I found the answer is $2^{\lfloor \frac{n}{2} \rfloor}$. Is it true?

Yeah,you are right.

For each odd $i$ with $1 \leq i \leq n$ consider the numbers $\{2^k \cdot i, : k \geq 0\} \cap \mathbb{Z}_{\leq n}$ It is easy to see that any permutation satisfying the conditions must permute the numbers within each group as well. To see this note that the group with the largest odd part must closed under the permutation, and then look at the group with the next smallest odd part (which then must also be fixed), and so forth. But if there are $m$ numbers in some group then there are $2^{m-1}$ ways to permute them. To see this, note that we must have disjoint cycles of the form $(2^{m-1} \cdot i \to 2^{m-2} \cdot i \to \cdots \to 2^{l} \cdot i \to 2^{m-1} \cdot i), (2^{l-1} \cdot i \to 2^{l-2} \cdot i \to \cdots \to 2^{l-1} \cdot i) , \cdots$ which is equivalent to splitting up the row of $m$ items into contiugous blocks, ie. placing dividers between the numbers, so there are $2^{m-1}$ ways to do so. Each group's ordering maybe assigned independently and there are $\lceil n/2 \rceil$ groups so in total there are $2^{n - \lceil n/2 \rceil} = 2^{\lfloor n/2 \rfloor}$ permutations.

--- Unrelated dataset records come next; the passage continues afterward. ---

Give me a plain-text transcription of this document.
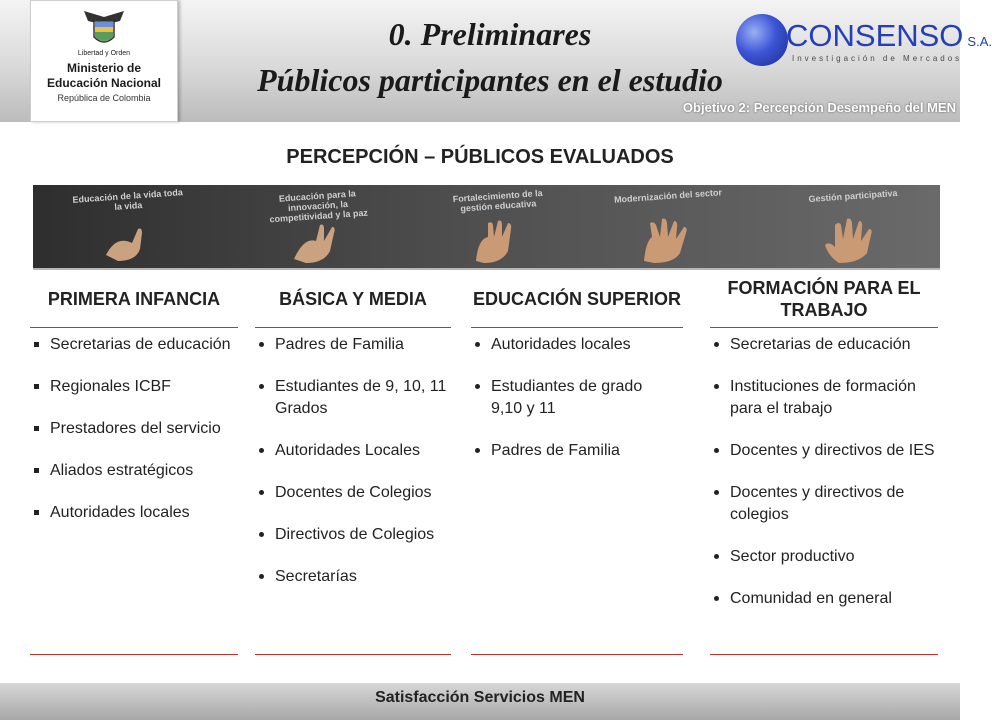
Libertad y Orden
Ministerio de
Educación Nacional
República de Colombia
0. Preliminares
Públicos participantes en el estudio
CONSENSO S.A.
Investigación de Mercados
Objetivo 2: Percepción Desempeño del MEN
PERCEPCIÓN – PÚBLICOS EVALUADOS
Educación de la vida toda la vida
Educación para la innovación, la competitividad y la paz
Fortalecimiento de la gestión educativa
Modernización del sector	Gestión participativa
PRIMERA INFANCIA
Secretarias de educación
Regionales ICBF
Prestadores del servicio
Aliados estratégicos
Autoridades locales
BÁSICA Y MEDIA
Padres de Familia
Estudiantes de 9, 10, 11 Grados
Autoridades Locales
Docentes de Colegios
Directivos de Colegios
Secretarías
EDUCACIÓN SUPERIOR
Autoridades locales
Estudiantes de grado 9,10 y 11
Padres de Familia
FORMACIÓN PARA EL TRABAJO
Secretarias de educación
Instituciones de formación para el trabajo
Docentes y directivos de IES
Docentes y directivos de colegios
Sector productivo
Comunidad en general
Satisfacción Servicios MEN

Answer: $2^{\lfloor \frac{n}{2}\rfloor}$ Define $f(x)$ to be the largest odd divisor of $x$. We claim that in a valid permutation we must have $f(a_i)=f(i)$ for all $i$. If not, then there must exist an $i$ for which $f(i)<f(a_i)$, a contradiction. Now we can separate our focus to each value of $f(x)$. Consider all values of $x$ at most $n$ for which $f(x)=l$. This set will take the form of $l,2l,2^2l,\dots,2^kl$ and must be mapped to itself. Starting from the top $a_{2^kl}$ can take on $2$ values and after it is assigned the next term can take on two values and so on until you reach $a_l$ which is forced. Thus there are $2^{k-1}$ possible permutations amongst this set. This is equivalent though to the number of even numbers that were in our set. Multiplying over all such sets we get that the answer is $2$ to the power of the number of even numbers at most $n$, as desired.